En mandatant Jean-François Lisée comme émissaire auprès des anglophones, la première ministre Marois a fait un choix bien étrange... qui fut d'ailleurs reçu par plusieurs comme une véritable provocation. «Est-ce une blague?» de s'exclamer dans la Gazette le columnist Don MacPherson.

Ce n'est pas une question de compétence. Au contraire, l'homme est brillant, il peut être convaincant, et il parle bien l'anglais (et l'écrit en plus).

Le problème, c'est qu'il a lui-même brûlé les ponts qu'on lui demande de reconstruire. Voilà une drôle de colombe, si l'on veut envoyer un message de paix à la minorité anglophone.

M. Lisée aime se vanter du fait qu'à l'époque où il rédigeait les discours du premier ministre Bouchard, il avait écrit celui que ce dernier a prononcé au Centaur en 1996 à l'adresse des anglophones.

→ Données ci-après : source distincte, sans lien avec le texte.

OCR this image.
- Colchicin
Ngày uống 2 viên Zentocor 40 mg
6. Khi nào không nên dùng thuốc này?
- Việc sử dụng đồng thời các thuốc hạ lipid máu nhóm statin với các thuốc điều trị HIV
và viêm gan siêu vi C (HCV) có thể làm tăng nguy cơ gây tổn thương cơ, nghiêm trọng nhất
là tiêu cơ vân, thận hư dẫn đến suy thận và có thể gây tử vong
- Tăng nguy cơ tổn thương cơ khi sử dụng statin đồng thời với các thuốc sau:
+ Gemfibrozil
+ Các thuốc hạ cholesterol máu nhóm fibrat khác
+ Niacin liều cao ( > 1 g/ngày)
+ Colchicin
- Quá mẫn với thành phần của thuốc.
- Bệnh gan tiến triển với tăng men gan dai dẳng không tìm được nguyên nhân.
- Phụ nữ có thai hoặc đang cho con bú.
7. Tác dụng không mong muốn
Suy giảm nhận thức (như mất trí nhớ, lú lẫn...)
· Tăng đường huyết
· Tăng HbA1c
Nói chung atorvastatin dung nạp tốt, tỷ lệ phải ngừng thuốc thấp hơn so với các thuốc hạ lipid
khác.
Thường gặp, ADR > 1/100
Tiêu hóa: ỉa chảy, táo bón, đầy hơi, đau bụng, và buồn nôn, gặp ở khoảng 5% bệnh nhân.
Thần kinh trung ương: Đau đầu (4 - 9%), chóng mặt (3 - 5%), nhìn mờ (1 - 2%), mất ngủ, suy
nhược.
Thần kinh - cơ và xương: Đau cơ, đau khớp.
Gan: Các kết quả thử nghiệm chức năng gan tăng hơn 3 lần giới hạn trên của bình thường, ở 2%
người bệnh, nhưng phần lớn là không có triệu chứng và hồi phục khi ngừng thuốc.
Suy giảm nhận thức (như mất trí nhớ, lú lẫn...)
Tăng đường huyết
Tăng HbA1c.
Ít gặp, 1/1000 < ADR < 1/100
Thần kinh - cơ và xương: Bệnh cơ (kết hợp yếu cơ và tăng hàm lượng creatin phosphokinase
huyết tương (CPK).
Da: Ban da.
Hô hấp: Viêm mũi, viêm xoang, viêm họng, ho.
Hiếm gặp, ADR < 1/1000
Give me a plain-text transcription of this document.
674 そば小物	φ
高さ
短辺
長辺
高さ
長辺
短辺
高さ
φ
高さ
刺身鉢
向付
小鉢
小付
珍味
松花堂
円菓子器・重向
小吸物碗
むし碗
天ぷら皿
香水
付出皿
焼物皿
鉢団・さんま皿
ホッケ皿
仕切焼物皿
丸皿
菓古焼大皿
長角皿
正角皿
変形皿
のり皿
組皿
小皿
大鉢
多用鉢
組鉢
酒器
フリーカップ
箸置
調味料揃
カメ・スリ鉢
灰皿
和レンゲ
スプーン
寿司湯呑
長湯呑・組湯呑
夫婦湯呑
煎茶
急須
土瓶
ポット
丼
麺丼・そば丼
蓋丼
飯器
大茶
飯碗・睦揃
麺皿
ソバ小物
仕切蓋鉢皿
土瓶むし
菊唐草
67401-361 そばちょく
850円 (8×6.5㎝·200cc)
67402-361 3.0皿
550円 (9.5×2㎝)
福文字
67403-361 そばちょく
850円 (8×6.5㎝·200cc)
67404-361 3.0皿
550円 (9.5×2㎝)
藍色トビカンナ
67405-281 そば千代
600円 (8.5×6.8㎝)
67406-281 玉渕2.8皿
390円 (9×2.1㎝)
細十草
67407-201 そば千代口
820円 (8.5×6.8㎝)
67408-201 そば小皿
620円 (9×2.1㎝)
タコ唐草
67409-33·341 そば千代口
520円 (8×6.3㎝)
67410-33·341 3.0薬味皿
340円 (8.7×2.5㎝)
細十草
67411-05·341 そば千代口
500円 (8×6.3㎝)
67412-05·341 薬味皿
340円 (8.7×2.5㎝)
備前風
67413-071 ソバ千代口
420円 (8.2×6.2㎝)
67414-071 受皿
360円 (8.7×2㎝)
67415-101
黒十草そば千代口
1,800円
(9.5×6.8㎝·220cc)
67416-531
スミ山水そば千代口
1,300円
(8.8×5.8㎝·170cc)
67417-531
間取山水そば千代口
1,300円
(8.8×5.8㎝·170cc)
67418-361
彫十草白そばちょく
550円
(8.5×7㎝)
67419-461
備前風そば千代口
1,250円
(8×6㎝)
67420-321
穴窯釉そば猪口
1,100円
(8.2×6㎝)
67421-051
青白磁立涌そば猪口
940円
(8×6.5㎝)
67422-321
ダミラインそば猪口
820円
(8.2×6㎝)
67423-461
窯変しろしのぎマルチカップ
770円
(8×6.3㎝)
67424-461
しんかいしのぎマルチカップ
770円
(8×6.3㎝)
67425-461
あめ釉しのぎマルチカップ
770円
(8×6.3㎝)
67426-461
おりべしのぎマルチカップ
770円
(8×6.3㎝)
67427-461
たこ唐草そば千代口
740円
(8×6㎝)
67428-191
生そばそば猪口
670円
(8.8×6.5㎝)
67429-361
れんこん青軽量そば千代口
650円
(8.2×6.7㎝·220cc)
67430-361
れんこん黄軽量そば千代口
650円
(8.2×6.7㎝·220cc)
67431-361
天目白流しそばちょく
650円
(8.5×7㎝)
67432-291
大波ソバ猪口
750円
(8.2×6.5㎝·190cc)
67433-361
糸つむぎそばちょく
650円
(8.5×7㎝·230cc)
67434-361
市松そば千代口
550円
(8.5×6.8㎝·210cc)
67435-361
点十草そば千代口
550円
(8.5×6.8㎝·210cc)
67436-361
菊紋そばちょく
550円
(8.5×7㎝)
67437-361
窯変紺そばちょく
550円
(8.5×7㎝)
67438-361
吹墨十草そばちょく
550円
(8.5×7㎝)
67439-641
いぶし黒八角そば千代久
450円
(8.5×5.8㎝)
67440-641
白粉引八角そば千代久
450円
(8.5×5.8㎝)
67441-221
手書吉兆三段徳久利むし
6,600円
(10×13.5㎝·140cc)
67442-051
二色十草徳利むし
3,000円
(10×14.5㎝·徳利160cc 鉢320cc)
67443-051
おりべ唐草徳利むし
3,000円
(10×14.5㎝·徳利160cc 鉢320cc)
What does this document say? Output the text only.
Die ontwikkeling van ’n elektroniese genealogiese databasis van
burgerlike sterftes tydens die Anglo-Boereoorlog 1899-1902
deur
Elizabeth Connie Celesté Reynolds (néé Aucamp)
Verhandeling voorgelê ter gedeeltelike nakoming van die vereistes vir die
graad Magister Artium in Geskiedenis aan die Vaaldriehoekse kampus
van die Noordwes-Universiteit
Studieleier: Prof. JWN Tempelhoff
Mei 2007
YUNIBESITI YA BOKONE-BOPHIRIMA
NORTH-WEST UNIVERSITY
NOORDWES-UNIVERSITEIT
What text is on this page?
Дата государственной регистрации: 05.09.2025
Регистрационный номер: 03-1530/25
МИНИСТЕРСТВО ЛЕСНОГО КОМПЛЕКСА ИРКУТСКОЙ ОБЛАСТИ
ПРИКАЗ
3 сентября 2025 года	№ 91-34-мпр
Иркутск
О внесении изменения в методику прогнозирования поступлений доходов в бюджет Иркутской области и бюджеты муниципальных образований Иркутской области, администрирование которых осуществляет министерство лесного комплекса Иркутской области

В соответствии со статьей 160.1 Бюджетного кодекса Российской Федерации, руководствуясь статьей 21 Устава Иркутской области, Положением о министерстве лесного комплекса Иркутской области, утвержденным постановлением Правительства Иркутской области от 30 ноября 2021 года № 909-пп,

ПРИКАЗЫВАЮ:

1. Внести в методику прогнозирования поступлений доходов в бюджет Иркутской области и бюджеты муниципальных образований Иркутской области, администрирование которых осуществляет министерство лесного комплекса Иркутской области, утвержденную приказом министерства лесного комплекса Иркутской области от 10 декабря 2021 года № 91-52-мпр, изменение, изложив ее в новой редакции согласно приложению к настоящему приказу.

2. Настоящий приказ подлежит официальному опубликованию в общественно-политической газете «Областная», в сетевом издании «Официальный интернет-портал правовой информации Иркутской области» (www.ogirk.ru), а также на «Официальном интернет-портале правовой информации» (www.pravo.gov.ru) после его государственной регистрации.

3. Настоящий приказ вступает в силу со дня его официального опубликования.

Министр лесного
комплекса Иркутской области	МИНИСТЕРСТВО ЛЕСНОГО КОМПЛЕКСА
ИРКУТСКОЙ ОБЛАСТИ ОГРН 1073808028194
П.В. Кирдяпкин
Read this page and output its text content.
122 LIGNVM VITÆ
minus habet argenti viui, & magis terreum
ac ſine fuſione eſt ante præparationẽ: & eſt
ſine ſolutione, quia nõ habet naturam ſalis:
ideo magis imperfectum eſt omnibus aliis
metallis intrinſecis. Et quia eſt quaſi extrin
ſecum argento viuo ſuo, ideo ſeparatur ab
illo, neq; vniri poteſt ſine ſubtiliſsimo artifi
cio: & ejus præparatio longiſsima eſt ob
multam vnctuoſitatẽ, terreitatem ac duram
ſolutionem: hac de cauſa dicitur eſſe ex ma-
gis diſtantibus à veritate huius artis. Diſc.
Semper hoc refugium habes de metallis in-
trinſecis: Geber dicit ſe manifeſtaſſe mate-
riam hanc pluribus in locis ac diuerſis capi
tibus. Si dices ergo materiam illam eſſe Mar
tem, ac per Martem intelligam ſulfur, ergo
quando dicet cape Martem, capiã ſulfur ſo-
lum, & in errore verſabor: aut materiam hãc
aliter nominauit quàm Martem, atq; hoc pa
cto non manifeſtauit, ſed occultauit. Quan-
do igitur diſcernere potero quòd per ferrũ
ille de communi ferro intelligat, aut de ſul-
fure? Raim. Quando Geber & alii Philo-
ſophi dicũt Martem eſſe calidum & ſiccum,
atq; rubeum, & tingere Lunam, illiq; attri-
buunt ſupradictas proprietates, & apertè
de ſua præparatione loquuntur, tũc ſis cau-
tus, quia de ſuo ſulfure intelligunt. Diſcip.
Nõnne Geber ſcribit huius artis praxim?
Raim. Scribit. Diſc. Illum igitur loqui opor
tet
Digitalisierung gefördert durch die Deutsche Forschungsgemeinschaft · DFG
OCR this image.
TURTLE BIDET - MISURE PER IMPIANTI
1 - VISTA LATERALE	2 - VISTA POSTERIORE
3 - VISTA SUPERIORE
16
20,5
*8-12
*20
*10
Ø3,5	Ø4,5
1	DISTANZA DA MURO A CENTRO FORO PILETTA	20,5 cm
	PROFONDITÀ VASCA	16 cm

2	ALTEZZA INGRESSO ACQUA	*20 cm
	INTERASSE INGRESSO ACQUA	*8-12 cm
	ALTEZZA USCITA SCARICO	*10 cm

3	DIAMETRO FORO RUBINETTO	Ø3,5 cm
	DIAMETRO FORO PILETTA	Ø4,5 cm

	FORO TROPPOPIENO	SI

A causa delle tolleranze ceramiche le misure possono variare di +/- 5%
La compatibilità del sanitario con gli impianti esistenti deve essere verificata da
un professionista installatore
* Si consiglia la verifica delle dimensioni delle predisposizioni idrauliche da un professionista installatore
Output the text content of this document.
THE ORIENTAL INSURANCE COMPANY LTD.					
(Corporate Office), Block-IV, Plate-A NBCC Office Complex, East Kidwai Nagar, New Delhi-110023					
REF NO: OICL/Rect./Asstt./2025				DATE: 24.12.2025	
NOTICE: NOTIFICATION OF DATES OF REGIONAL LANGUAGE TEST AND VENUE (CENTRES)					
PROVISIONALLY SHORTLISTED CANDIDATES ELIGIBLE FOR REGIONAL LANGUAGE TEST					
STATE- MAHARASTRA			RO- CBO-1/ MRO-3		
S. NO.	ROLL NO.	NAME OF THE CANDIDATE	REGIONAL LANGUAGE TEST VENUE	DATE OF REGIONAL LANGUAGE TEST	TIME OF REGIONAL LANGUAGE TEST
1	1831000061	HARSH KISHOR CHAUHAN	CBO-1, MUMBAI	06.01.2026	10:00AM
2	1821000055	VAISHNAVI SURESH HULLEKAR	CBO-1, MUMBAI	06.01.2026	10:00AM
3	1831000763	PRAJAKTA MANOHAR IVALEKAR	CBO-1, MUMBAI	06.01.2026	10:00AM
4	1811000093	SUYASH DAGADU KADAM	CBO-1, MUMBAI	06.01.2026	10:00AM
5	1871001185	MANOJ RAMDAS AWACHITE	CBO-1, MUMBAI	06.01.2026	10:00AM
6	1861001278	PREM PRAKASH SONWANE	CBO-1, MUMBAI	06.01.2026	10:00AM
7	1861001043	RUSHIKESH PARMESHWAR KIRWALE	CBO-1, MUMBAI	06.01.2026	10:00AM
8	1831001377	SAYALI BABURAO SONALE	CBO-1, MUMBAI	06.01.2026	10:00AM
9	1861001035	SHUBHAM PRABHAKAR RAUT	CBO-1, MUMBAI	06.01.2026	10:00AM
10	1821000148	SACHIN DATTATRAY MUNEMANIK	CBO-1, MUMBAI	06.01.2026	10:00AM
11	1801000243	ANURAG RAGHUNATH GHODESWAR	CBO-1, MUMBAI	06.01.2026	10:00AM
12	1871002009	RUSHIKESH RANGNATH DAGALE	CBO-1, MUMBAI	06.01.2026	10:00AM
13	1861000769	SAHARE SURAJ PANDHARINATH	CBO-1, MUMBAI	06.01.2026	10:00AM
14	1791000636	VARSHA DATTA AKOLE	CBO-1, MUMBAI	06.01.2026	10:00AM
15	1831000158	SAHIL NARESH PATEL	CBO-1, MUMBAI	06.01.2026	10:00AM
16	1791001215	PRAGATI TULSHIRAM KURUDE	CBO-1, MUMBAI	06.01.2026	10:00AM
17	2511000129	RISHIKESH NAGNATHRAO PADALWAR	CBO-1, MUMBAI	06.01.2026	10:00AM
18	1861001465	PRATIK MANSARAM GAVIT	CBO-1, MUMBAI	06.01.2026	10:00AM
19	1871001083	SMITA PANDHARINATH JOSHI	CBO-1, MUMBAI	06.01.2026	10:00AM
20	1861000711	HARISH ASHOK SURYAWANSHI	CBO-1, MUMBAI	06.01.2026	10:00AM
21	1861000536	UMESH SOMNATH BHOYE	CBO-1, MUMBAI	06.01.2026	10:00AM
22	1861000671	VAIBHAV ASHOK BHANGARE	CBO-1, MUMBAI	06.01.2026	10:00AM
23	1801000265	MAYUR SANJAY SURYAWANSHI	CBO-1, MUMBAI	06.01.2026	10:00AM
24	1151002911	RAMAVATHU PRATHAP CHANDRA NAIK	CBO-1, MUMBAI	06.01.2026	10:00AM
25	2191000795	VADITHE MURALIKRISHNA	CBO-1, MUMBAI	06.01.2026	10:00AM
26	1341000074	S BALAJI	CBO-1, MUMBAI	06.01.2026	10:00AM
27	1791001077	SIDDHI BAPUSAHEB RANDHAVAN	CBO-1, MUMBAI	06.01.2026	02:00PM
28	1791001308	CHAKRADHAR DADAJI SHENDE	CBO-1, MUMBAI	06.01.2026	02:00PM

Mais outre qu'un «speech writer» met sa plume au service de la pensée d'un autre et n'a pas à retirer le crédit d'un discours, bien de l'eau a coulé sous les ponts depuis ce temps.

M. Lisée est en effet l'auteur principal de la politique identitaire qui a fait du PQ un parti plus radical et plus intolérant qu'il ne l'a jamais été dans son histoire.

Il a été l'inspirateur du projet de «citoyenneté québécoise» qui stipule que toute personne s'établissant au Québec, incluant les citoyens canadiens et les immigrants naturalisés, n'aurait pas le droit de se présenter à des postes électifs sans «connaissance appropriée du français». D'abord publié en 2007, ce projet inconstitutionnel à sa face même a été condamné par nombre de juristes et même par l'ancien chef péquiste Bernard Landry, parce qu'il créerait deux classes de citoyens.

Ce genre de mesure est sans équivalent dans les démocraties libérales. La France, par exemple, requiert la connaissance du français avant d'accueillir le conjoint étranger d'un Français, mais - différence capitale - il s'agit ici de candidats à l'immigration.

M. Lisée a également été l'un des champions de la laïcité fermée (plutôt qu'ouverte comme le proposait le rapport Bouchard-Taylor). D'où le projet du PQ d'exclure de l'administration publique les personnes portant un symbole religieux (kippa, pendentif, foulard islamique, etc.). Notons bien qu'il ne s'agit pas ici de niqab, encore moins de burka, et qu'on parle d'employés «ordinaires», non pas des catégories qui devraient être rigoureusement neutres (juges, policiers, gardiens de prison).

Ce projet a scandalisé la presse anglophone et c'est normal, car il rompt avec la tradition d'ouverture qui existe partout en Amérique du Nord.

Il faut lire à ce sujet le texte remarquable de Jean Dorion (Le Devoir du 22 septembre). Dorion, un souverainiste convaincu qui a consacré une grande partie de sa vie à l'intégration des immigrants, y explique à coup d'arguments inattaquables son opposition au projet de charte de la laïcité, qu'il qualifie de «paravent de l'intolérance».

M. Lisée fut aussi, l'hiver dernier, le maître d'oeuvre d'un dossier extraordinairement pernicieux de L'actualité qui a semé l'alarme dans la minorité anglophone. Assorti de titres hostiles et d'un sondage biaisé, ce reportage disait en somme que peu importe leur niveau (élevé) de bilinguisme, les Anglo-Québécois étaient «coupables» de ne pas militer pour la cause du français et de tenir à leur propre culture. La menace n'était plus la langue anglaise, mais les anglophones eux-mêmes, puisque même une bonne connaissance du français ne suffisait plus à en faire des compatriotes fiables.

Jamais L'actualité ne mentionnait que s'il y a déclin du français à Montréal, c'est parce que les francophones de souche l'ont déserté pour la banlieue. On ne mentionnait pas non plus que M. Lisée, tout journaliste qu'il fût, était l'un des principaux stratèges du PQ.